Advert: Car & Classic
Denim is a material severely underutilised in automobile interiors, but it is a material this SEAT Marbella Jeans has in abundance, and for that alone it deserves our attention.
There had been denim-themed special editions before. Volkswagen introduced the Jeans Beetle in 1974, sporting a coat of orange paintwork, a set of stripes and of course the all-important denim seat covers. It then reprised the concept several times, the last as late as 2000 in the Mexican market.
American marque AMC also dabbled with denim, also in the 1970s – surely the decade of denim – with the Levi’s Gremlin. This one was even painted the same colour as a pair of 501s, though the denim itself was a new kind better suited to the rigours of automotive use.
Jeep got in on the Levi’s act too, while in the early 1990s, Peugeot’s 106 Kid trimmed its seats and doorcards in the stuff. More recently, we’ve had the Fiat 500 by Diesel, with a nod to the clothing brand coming in the form of denim seat centres – though in a less obvious black, rather than stonewashed blue.
But while it’s not an original idea, all of these special editions beat the old stickers’n’wheeltrims combo for imagination and seem a little more interesting as a result.

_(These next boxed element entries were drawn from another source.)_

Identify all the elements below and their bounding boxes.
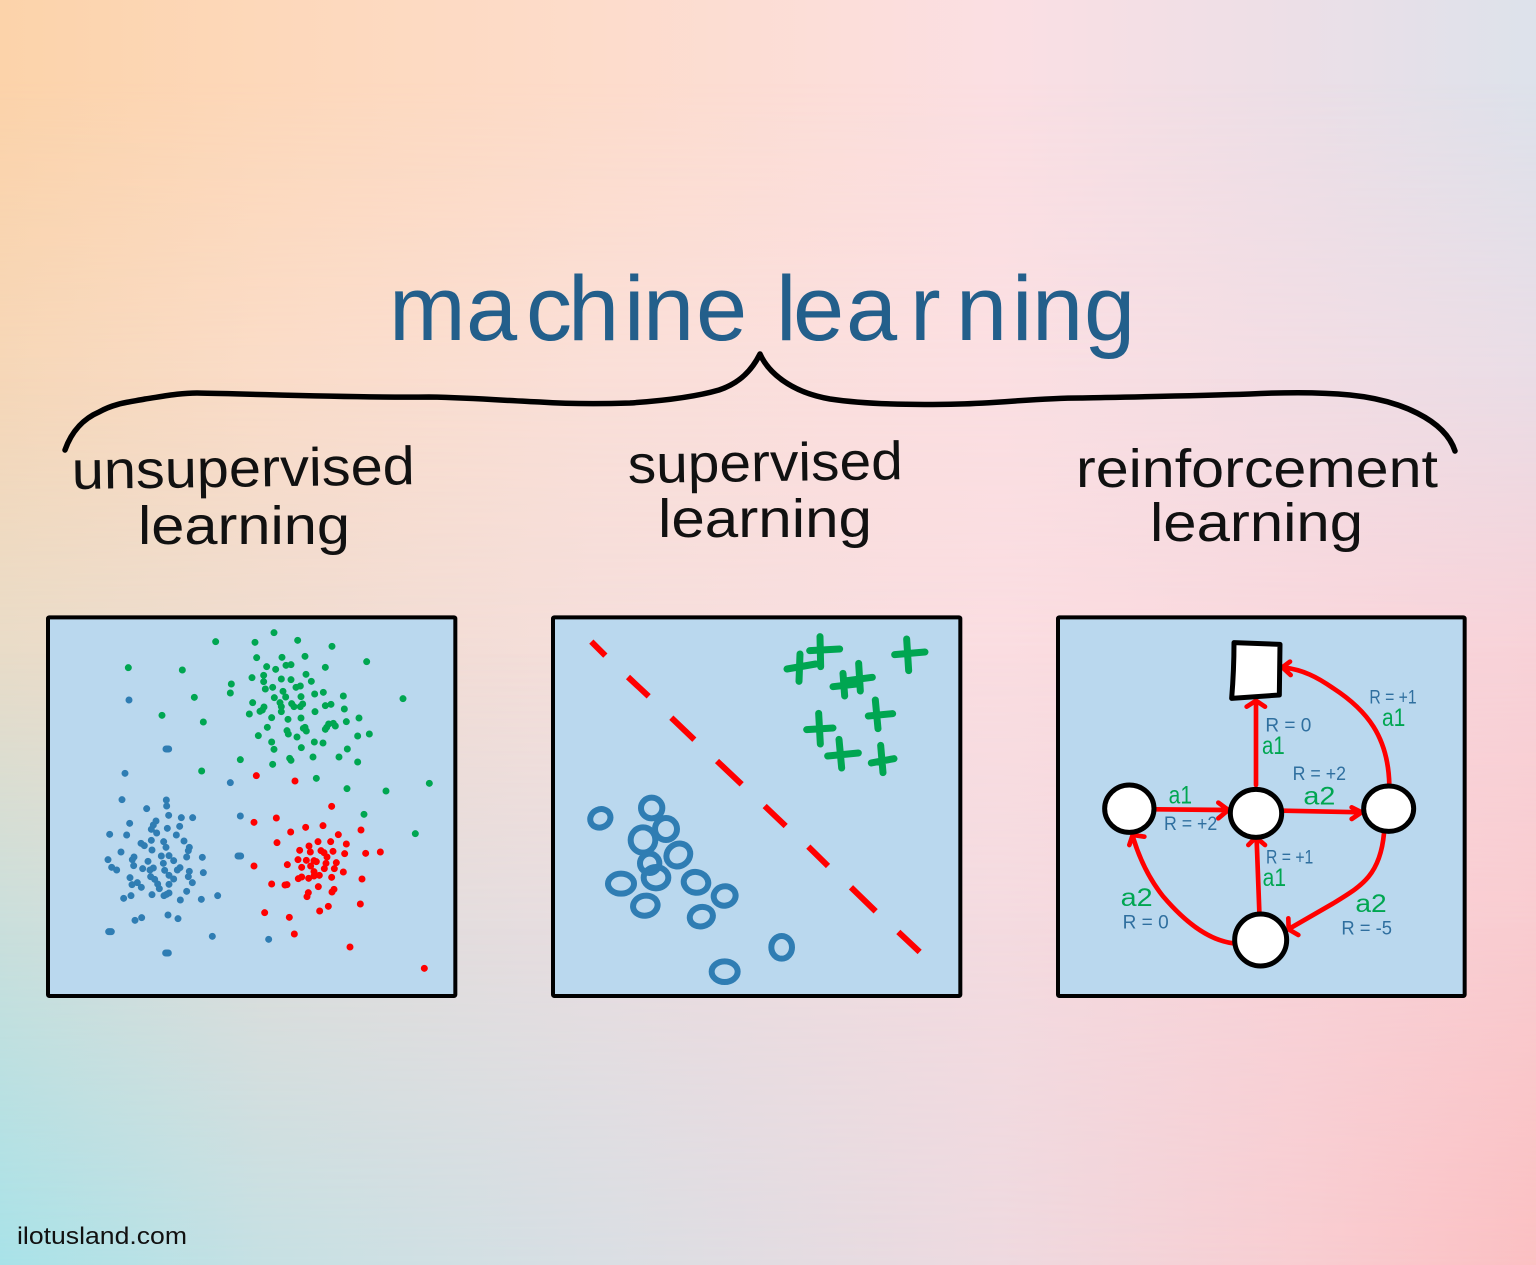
- source credit: ilotusland.com: [17, 1223, 187, 1250]
- scatter: green cluster: [128, 633, 429, 834]
- heading: supervised learning: [627, 431, 903, 549]
- blue reward labels: R = -5: [1341, 919, 1392, 940]
- heading: supervised learning: learning: [658, 489, 872, 549]
- state nodes: [1105, 785, 1414, 966]
- heading: reinforcement learning: [1076, 439, 1438, 553]
- blue reward labels: R = 0: [1123, 912, 1169, 933]
- blue reward labels: R = +1: [1266, 847, 1313, 868]
- scatter: blue cluster: [108, 700, 269, 953]
- green action labels: a2: [1355, 891, 1387, 918]
- heading: unsupervised learning: learning: [138, 496, 350, 556]
- green action labels: a1: [1382, 705, 1405, 732]
- curly brace: [65, 354, 1455, 451]
- green action labels: a2: [1121, 885, 1153, 912]
- blue reward labels: R = +2: [1164, 814, 1217, 835]
- scatter: red cluster: [254, 776, 424, 968]
- blue reward labels: R = +1: [1369, 687, 1417, 708]
- blue reward labels: R = +2: [1293, 764, 1346, 785]
- terminal state square: [1232, 643, 1280, 698]
- green action labels: a2: [1303, 784, 1335, 811]
- panel: reinforcement learning state graph: [1058, 617, 1465, 996]
- heading: unsupervised learning: unsupervised: [71, 436, 415, 501]
- green action labels: a1: [1169, 782, 1192, 809]
- blue circle markers: [587, 798, 792, 982]
- green action labels: a1: [1262, 733, 1285, 760]
- decision boundary dashed line: [591, 642, 920, 952]
- blue reward labels: R = 0: [1265, 715, 1311, 736]
- heading: reinforcement learning: reinforcement: [1076, 439, 1438, 499]
- green action labels: a1: [1263, 865, 1286, 892]
- heading: supervised learning: supervised: [627, 431, 903, 495]
- blue reward labels: [1123, 687, 1417, 940]
- arrows between states: [1129, 662, 1389, 943]
- panel: unsupervised clusters: [48, 617, 455, 996]
- heading: reinforcement learning: learning: [1150, 493, 1363, 553]
- panel: supervised classification: [553, 617, 960, 996]
- title: machine learning: [389, 258, 1135, 360]
- green plus markers: [787, 637, 925, 773]
- green action labels: [1121, 705, 1405, 918]
- heading: unsupervised learning: [71, 436, 415, 556]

The Marbella Jeans went a step further than most, since the big hammock-style dashboard cribbed from the Fiat Panda also ended up trimmed in blue denim. Other particularly neat touches include map pockets behind the front seats that look like the pockets on your jeans, stitched-in leather patches bearing the legend ‘Jeans – Casual Look’, and small rivets at the intersection of some of the trim panels.
While the photos aren’t the clearest we’ve ever laid eyes on, the denim trim, and indeed much of the rest of this Marbella seem (or should that be seam?) to be in pretty good condition.
The car was apparently reconditioned last year after spending a decade garaged, so there’s a new radiator, thermostat, fan sensor, brakes and a fuel pump, as well as four new tyres. It also passed its MOT with no advisories back in April, for further confidence. That said, MOT checkers and the like don’t seem to recognise the numberplate, so this may be worth investigating if you’re interested.
Either way, it’s a neat unexceptional classic in decent nick with one of the best special edition gimmicks you’ll find. And for £2300, it’s almost certainly possible to find a pair of jeans that’ll cost you more.